酸・塩基は有機合成における基本的な概念です。有機反応は物質間の正電荷と負電荷が接近して開始する場合が多いためです。一般的に水に溶けたときにOH-を発生する物質をアレニウス塩基、物質間でプロトンを受け取る物質をブレンステッド塩基、また、物質間で電子対を与える化合物をルイス塩基と呼びます。

塩基の種類

塩基は炭素を含まない無機酸と炭素を含む有機酸に分類されます。有機反応における添加剤や、脱プロトン剤、中和剤など様々な役割があります。

無機塩基・・・様々な金属の塩であり、安価で工業用にバルク生産される品目も多いです。

       金属水酸化物(NaOH、Ca(OH)2など)
       金属水素化物(LiH、NaHなど)
       金属炭酸塩(Na2CO3、K2CO3など)
       金属炭酸水素塩(NaHCO3、K2CO3など)

有機塩基・・・有機物の塩基であり、金属の塩や窒素原子を含む有機分子などです。酸性度の高いプロトンを引き抜く反応や、酸と反応してアンモニウム塩を形成する中和反応に用いられます。
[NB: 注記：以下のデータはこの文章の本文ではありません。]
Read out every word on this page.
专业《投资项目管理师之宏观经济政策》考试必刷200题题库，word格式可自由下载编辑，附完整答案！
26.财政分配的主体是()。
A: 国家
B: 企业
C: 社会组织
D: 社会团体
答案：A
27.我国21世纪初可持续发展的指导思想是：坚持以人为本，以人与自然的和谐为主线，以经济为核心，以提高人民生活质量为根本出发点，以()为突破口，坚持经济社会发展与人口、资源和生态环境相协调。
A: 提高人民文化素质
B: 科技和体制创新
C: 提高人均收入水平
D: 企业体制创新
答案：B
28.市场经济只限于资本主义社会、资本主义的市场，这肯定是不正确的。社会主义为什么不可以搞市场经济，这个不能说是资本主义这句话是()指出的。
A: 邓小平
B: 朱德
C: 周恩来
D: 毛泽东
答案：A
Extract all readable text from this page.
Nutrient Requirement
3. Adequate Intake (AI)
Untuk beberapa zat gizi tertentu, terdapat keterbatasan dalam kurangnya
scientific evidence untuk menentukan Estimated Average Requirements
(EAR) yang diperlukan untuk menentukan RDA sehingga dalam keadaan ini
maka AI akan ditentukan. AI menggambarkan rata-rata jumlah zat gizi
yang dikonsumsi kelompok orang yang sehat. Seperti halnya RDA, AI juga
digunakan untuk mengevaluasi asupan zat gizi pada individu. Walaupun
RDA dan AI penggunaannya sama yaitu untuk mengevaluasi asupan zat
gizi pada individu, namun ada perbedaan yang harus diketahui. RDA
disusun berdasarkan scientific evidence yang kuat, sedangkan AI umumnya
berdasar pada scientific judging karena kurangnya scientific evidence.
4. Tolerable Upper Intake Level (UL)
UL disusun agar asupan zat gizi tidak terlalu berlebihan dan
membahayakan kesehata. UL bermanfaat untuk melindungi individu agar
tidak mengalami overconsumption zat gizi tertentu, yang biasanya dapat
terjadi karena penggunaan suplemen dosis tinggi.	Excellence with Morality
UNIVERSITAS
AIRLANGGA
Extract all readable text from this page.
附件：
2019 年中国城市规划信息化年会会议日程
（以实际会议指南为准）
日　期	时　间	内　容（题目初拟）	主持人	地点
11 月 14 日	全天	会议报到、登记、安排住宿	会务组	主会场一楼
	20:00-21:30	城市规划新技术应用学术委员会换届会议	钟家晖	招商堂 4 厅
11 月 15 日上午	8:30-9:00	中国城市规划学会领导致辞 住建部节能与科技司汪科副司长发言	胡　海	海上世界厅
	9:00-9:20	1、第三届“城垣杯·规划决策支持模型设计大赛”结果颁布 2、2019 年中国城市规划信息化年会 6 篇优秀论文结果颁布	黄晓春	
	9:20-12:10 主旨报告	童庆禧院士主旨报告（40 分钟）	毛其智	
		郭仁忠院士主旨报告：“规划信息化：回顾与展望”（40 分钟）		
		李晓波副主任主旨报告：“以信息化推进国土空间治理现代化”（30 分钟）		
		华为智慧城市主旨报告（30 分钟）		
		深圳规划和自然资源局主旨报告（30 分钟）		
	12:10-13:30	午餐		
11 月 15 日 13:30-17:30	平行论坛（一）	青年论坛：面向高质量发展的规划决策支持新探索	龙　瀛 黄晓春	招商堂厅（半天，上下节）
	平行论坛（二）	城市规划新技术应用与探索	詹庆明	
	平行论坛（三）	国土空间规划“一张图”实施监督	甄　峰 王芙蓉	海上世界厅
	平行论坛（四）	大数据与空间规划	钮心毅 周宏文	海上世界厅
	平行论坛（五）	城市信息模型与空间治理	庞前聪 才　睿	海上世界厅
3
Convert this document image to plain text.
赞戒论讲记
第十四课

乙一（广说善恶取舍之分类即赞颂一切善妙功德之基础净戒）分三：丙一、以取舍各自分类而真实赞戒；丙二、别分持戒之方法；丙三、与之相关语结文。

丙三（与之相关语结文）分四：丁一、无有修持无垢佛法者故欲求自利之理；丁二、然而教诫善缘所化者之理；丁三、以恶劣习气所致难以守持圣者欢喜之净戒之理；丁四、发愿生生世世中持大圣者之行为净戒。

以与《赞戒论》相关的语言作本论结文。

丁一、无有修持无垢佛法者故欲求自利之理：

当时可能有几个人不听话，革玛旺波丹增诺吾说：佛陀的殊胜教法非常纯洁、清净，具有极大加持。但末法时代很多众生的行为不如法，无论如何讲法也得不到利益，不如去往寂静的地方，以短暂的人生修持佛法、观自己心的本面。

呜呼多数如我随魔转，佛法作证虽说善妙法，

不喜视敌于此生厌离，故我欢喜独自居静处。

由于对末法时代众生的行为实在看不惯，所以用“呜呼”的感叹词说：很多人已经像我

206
       金属アルコキシド(NaOMe、t-BuOKなど)
       金属アミド(NaNH2、LDAなど)、
       アルキル金属化合物(n-BuLi、Me3Alなど)
       アルキルアミン(Et3N、TMEDA、ピペリジン、DABCOなど)、
       複素環アミン類(DBU、ピリジン、イミダゾールなど)

添加剤として用いられる塩基

ピリジン類の中で添加剤として代表的な化合物が、DMAP(ジメチルアミノピリジン)です。例えば、カルボン酸とアルコールの縮合反応において、縮合剤とともに添加され、反応を加速します。

カルボン酸とアルコールの縮合においてDMAPが添加される反応式

また、酸塩化物と2級アミンとの反応では発生する塩化水素をトラップする目的で求核性が低いEt3N(トリエチルアミン)が添加されます。反応後に生じるトリエチルアミン塩酸塩は水溶性ですので、水洗・分液によって容易に除去できます。また、ヒューニッヒ塩基 (Hünig's base) とも呼ばれるDIEA (N,N-ジイソプロピルエチルアミン)は、Et3Nよりもさらにかさ高く、求核性が低い塩基として知られています。